I'm pretty sure that's an excerpt from Mister Scott's Guide to the Enterprise, which I referenced upthread.

That's correct

The tech manual may have simply not anticipated someone being driven and/or bored enough to spend years on the salvage effort. :p

Who could? Geordi is bananas

Real space author James Oberg talked about how early R-7 flights had observers fooled a bit:

Here, it looked like R-7 was going down—but wasn’t.
very cool


omething funny? When I first saw Star Trek: Generations back when it came out in theaters, I honestly thought that Nebula-class ship the USS Farragut (one of the three ships who beamed up all of the Enterprise-D survivors) at the very end was actually carrying the crashed saucer section of the Enterprise-D lol.

Lol great idea, I neve thought of that. The Refit D could make in the next movies
 
No.

This is a Rose and Jack and The Door situation. Could Jack have been saved by Rose? No. That was the whole freaking point. But what if she - No. But maybe he could have - No. But we didn't know about - NO!

The Enterprise was meant to blow up in the most cinematic and thrilling way possible. But however they showed it one screen it was meant to blow up and be gone. Whatever variables you want to change after the fact the final answer to the question is: No, because she blew up.

Now could they collect all the pieces that were removed in the "refit" (almost totally new Enterprise) and put Humpty Dumpty back together again?
 
Joke answer: the self destruct is the one system on the ship that doesn't get tested in action so maybe it was just faulty.

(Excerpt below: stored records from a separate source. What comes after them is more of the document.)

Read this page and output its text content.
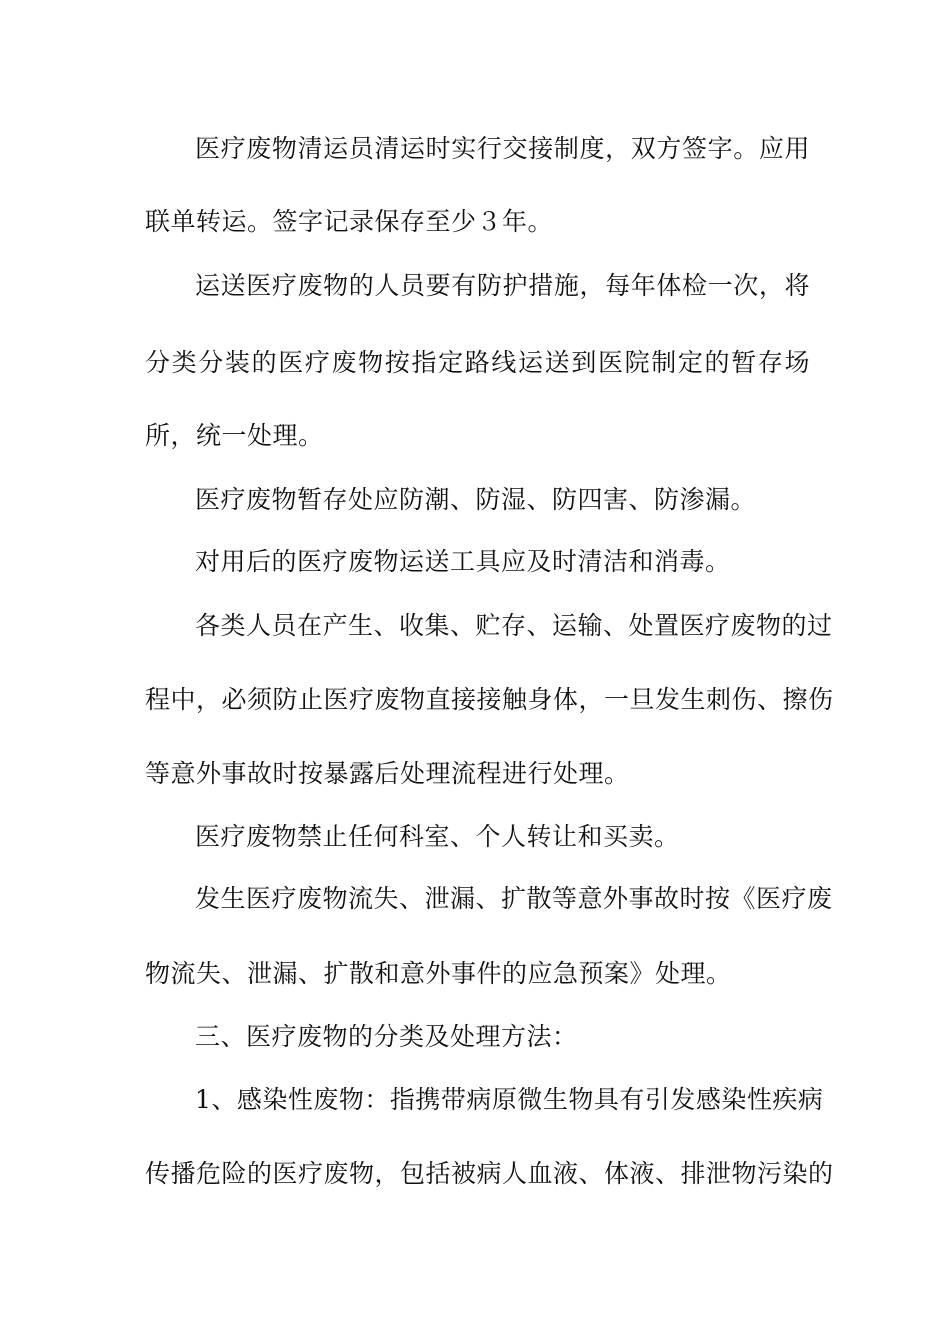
医疗废物清运员清运时实行交接制度，双方签字。应用
联单转运。签字记录保存至少３年。
运送医疗废物的人员要有防护措施，每年体检一次，将
分类分装的医疗废物按指定路线运送到医院制定的暂存场
所，统一处理。
医疗废物暂存处应防潮、防湿、防四害、防渗漏。
对用后的医疗废物运送工具应及时清洁和消毒。
各类人员在产生、收集、贮存、运输、处置医疗废物的过
程中，必须防止医疗废物直接接触身体，一旦发生刺伤、擦伤
等意外事故时按暴露后处理流程进行处理。
医疗废物禁止任何科室、个人转让和买卖。
发生医疗废物流失、泄漏、扩散等意外事故时按《医疗废
物流失、泄漏、扩散和意外事件的应急预案》处理。
三、医疗废物的分类及处理方法：
1、感染性废物：指携带病原微生物具有引发感染性疾病
传播危险的医疗废物，包括被病人血液、体液、排泄物污染的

Sensible answer: Scotty revealed in the last movie that properly blowing up the Enterprise would destroy V'Ger too, so it would certainly take out a tiny Bird of Prey. Maybe they deliberately avoided detonating the warp core to ensure that their only hope of escaping the exploding planet remained intact.
That actually makes quite a bit of sense, given how close the two ships are in the film. (In the novelization they’re presumably a lot farther away from each other, and the Enterprise does go up like a star, instead of the piecemeal blowup.)